У меня сразу отлегло от сердца, когда увезли монаха, все
существо которого отражало мое "я" в чудовищных, искаженных
чертах. Я радовался своему отъезду в герцогскую резиденцию, ибо
мне думалось, что там с меня будет снято тяжкое бремя
придавившего меня Рока и там я смогу, окрепнув, свергнуть
власть опутавшей мою жизнь злой силы. После завтрака подали
опрятный, запряженный добрыми лошадьми возок лесничего.
Мне с превеликим трудом удалось навязать хозяйке немного
денег за оказанное мне гостеприимство, а обеим ее дочерям,
писаным красавицам, я подарил какие-то безделушки, случайно
оказавшиеся у меня. Вся семья так сердечно простилась со мной,
как будто я был давним другом их дома, а старик не преминул
снова подшутить над моей меткой стрельбой. С легким сердцем
тронулся я в путь.
Глава четвертая. ЖИЗНЬ ПРИ ДВОРЕ ГЕРЦОГА
Резиденция герцога была совсем непохожа на покинутый мною
торговый город. Значительно меньшая по площади, она была
правильнее разбита и красивее застроена, но пуста и малолюдна.
Некоторые улицы, вдоль которых тянулись аллеи, казались,
скорее, частью дворцового парка, чем города; все двигались тут
медленно и торжественно, а тишина редко нарушалась дребезжащим
грохотом карет.
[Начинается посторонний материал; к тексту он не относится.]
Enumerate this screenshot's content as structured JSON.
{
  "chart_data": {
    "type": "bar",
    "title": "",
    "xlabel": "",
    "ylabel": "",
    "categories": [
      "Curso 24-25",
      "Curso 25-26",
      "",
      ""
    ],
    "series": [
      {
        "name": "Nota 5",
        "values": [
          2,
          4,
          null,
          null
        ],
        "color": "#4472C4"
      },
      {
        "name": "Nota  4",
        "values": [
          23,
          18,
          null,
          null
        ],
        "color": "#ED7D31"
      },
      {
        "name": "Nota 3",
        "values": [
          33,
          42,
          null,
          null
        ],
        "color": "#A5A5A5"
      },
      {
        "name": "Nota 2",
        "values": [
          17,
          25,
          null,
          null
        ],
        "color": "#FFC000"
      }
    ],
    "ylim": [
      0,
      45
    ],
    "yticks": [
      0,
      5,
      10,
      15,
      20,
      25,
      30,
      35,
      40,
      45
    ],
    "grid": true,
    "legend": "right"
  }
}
Даже в одежде местных жителей вплоть до
простолюдинов и в их манере держаться замечалось некоторое
изящество, стремление к внешнему лоску.
Дворец герцога был отнюдь не велик и не отличался
величавостью архитектурных форм, но по изяществу и
соразмерности частей был одним из прекраснейших зданий, какие
мне только случалось видеть; к нему примыкал восхитительный
парк, по приказанию либерального герцога всегда открытый для
прогулок обитателей столицы.
В гостинице, где я остановился, мне сказали, что
герцогская чета имеет обыкновение прогуливаться под вечер в
парке и многие горожане не упускают случая увидеть там своего
доброго государя. Я поспешил в парк в указанное время, и при
мне герцог и его супруга вышли из замка с небольшой свитой.
Ах!.. вскоре я глаз не мог оторвать от герцогини, до того
она была похожа на мою названую мать!
Та же величавость, то же изящество в движениях, тот же
выразительный взгляд, то же открытое чело, та же небесная
улыбка.
Но мне показалось, что она выше ростом, полнее и моложе
аббатисы. Она приветливо разговаривала с женщинами,
повстречавшимися в аллее, а тем временем герцог с живостью и
увлечением беседовал с каким-то серьезным господином.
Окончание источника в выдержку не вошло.